Top Ten Movies for 1999

Ten movies we liked in 1999, in no particular order. Something we didn’t like is how Hollywood movies are still overwhelmingly white. We are calling on Hollywood film producers to at least pretend they aren’t completely racist next year.

1. South Park: Bigger, Longer, and Uncut
Vulgar and crude, South Park was, without a doubt, one of the funniest, most brilliant movies of the year. It took on censorship, pop-culture, and the media in one fell swoop, and did it with dead-on Disney- and Broadway-style show tunes.
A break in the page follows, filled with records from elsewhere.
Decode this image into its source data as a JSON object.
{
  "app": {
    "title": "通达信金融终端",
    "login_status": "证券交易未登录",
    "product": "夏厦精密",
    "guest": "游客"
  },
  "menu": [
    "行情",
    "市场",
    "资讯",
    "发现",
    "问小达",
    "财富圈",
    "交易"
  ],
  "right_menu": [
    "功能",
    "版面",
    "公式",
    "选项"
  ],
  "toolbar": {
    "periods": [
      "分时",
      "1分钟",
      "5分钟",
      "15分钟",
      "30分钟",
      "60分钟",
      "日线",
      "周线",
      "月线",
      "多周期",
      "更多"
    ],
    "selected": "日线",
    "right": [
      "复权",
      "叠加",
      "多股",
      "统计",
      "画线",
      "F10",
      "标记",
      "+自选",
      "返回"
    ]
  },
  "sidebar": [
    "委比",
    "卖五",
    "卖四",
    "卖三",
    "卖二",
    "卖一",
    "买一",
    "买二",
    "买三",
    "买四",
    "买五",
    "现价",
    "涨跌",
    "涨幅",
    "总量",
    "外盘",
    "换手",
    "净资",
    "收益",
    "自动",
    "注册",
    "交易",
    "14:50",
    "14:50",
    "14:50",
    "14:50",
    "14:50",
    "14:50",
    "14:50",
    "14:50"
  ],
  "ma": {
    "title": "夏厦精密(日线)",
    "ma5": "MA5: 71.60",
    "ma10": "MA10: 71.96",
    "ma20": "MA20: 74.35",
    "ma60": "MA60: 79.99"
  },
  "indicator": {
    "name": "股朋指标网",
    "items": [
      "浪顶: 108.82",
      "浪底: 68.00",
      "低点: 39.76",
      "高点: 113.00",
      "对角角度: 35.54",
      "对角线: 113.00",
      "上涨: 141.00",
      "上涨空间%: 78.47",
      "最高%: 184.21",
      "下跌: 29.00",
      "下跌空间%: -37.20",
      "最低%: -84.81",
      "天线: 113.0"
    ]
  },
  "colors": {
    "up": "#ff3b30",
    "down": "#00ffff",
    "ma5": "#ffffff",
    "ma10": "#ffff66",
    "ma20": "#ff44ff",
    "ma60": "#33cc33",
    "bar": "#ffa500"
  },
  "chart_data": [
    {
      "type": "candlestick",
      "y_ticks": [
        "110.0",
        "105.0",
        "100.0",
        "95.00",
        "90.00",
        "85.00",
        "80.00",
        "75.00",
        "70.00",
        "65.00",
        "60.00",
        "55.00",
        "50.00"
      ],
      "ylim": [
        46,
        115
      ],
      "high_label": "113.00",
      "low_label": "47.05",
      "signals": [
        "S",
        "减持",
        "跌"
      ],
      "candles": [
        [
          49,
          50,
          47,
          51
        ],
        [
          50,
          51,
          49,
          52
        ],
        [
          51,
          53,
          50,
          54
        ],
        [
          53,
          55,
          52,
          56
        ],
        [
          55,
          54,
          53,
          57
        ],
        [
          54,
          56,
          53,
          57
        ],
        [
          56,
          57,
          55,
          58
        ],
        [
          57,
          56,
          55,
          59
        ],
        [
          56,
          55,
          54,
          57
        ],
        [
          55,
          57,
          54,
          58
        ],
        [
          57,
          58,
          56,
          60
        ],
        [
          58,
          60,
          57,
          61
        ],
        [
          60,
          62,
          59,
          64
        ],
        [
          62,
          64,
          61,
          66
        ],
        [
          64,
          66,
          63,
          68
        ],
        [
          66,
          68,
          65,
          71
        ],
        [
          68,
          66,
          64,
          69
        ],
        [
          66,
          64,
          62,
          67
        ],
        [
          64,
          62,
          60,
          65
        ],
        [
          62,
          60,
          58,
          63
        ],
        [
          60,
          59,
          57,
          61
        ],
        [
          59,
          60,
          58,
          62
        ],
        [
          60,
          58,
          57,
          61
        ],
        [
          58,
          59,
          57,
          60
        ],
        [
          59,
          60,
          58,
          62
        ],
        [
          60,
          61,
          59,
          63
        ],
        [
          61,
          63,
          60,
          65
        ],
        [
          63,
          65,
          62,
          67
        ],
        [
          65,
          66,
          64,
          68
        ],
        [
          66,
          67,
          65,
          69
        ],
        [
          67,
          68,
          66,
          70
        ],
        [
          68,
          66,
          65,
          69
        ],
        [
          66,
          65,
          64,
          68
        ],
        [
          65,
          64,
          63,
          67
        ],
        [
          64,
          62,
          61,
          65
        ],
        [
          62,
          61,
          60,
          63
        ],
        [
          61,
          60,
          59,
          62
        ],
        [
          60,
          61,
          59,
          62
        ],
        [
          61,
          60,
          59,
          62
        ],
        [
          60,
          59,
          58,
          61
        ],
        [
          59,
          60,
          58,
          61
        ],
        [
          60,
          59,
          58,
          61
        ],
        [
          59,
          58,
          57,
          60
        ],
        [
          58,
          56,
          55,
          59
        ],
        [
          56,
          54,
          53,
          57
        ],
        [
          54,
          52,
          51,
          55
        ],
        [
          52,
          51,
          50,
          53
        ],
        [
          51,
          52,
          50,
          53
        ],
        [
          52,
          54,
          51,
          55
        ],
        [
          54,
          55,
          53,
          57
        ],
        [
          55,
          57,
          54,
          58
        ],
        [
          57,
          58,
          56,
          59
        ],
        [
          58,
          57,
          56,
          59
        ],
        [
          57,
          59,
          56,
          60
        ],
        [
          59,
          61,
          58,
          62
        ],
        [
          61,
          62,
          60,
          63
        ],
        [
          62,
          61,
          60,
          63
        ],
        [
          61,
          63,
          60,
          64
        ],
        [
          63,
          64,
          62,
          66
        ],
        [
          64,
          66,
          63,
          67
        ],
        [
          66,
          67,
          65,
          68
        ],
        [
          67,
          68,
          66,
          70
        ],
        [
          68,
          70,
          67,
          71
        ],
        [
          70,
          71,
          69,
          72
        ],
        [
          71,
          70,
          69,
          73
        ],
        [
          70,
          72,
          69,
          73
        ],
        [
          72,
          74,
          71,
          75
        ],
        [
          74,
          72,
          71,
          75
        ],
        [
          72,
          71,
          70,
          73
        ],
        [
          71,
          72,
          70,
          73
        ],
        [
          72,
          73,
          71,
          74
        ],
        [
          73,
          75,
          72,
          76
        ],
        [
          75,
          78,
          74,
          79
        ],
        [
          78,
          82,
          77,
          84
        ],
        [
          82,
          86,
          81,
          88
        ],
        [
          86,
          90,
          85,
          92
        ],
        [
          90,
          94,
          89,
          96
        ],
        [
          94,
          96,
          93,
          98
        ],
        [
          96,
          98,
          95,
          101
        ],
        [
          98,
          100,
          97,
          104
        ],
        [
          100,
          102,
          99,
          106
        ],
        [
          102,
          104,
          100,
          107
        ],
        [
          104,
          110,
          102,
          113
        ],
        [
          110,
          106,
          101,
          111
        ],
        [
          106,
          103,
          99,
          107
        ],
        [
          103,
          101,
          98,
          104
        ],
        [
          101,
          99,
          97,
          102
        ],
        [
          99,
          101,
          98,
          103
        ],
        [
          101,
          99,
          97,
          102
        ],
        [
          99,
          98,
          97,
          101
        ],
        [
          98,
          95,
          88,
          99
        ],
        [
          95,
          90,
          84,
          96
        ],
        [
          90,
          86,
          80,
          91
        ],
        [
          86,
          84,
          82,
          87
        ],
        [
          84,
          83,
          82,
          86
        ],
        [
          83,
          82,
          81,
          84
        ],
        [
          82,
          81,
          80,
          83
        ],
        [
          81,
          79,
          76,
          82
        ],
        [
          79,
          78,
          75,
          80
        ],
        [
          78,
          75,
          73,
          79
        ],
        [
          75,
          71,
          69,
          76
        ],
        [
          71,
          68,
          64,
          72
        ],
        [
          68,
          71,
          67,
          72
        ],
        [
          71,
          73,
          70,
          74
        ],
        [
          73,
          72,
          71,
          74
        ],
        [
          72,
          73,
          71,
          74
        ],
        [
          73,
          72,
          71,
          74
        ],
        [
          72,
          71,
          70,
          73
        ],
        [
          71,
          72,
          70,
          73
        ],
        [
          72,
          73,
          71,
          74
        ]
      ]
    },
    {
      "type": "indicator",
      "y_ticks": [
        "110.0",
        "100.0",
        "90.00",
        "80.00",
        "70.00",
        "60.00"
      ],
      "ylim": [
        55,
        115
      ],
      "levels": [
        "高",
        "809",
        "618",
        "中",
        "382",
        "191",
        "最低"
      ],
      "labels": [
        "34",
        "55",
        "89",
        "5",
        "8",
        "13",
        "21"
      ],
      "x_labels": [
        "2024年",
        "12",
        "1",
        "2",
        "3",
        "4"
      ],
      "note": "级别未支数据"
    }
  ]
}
We also appreciate its thankfully unromantic portrayal of children and for giving something intelligent to adults who love cartoons.

2. All About My Mother
With slick, postmodern references to All About Eve and Streetcar Named Desire, how could this film not be a winner? Pedro Almodovar’s signature use of bright, colorful backgrounds contrasts nicely with what is sometimes a tragic film. However, Almodovar’s use of melodramatic conventions is nothing like that in Stepmom or One True Thing. The Spanish filmmaker doesn’t want his audience manipulated into producing tears. All About My Mother succeeds because it not only depicts various images of women, but also celebrates the complexities in women.

3. Being John Malkovich
This success of this film, when considered alongside the popularity of The Sixth Sense, demonstrates just how much audiences in the States are starving for some original and inventive writing. And how great was it to be at a movie where audience members could conceive of a world in which a woman could impregnate another woman and not even bat an eyelash.

4. The Sixth Sense
It’s nice to be surprised once in a while. Especially by a film as beautifully filmed and gracefully executed as this one.

5. Dick
A laugh-out-loud funny take on the Watergate scandal with a great cast, all of whom seemed to be having loads of fun (and wearing great costumes!). Funniest if you recall the ins and outs of Watergate or, better yet, if you have seen All the President’s Men often enough.

6. My Son the Fanatic
It’s shame more people didn’t see this smart, witty movie about family, national identity, race, and religion. Om Puri gives a superb performance as Parvez, a taxi cab driver in England juggling familial, political, and personal crises. Udayan Prasad’s film revises popular representations of prostitutes, fundamentalists, and South Asians, producing a refreshingly different movie.

7. The Matrix
This movie came out of nowhere, right after Oscar season and right before the summer blockbusters. We weren’t expecting much, but then Carrie-Anne Moss came on with that catsuit and started running on walls and we knew this was going to be so much more than Johnny Mnemonic. The fight choreography, particularly in the scene when Morpheus (Laurence Fishburne) goes toe to toe with Neo (Keanu Reeves) in their virtual reality dojo, was amazing.

8. Boys Don’t Cry
A brutal, must-see movie (with a stand-out performance by Hilary Swank) about what it takes to be a man, and what it means not to be one.

9. American Beauty
Although much has been made of the fantastic performance by Kevin Spacey, the young actors in this film more than hold their own among the more mature thespians. Thora Birch, Wes Bentley, and Mena Suvari should be applauded for avoiding the easy, cliche-ridden fodder that actors like Jennifer Love Hewitt and Freddie Prinze Jr. thrive on. American Beauty is an unsettling, dark, and funny film about suburban dysfunction and the posturing of insecure white, bourgeois people.

10. Election
Another smart movie that investigates suburban dysfunction, this one features perfect and fearless performances from Matthew Broderick and Reese Witherspoon. Election lets no one off the hook, including the audience.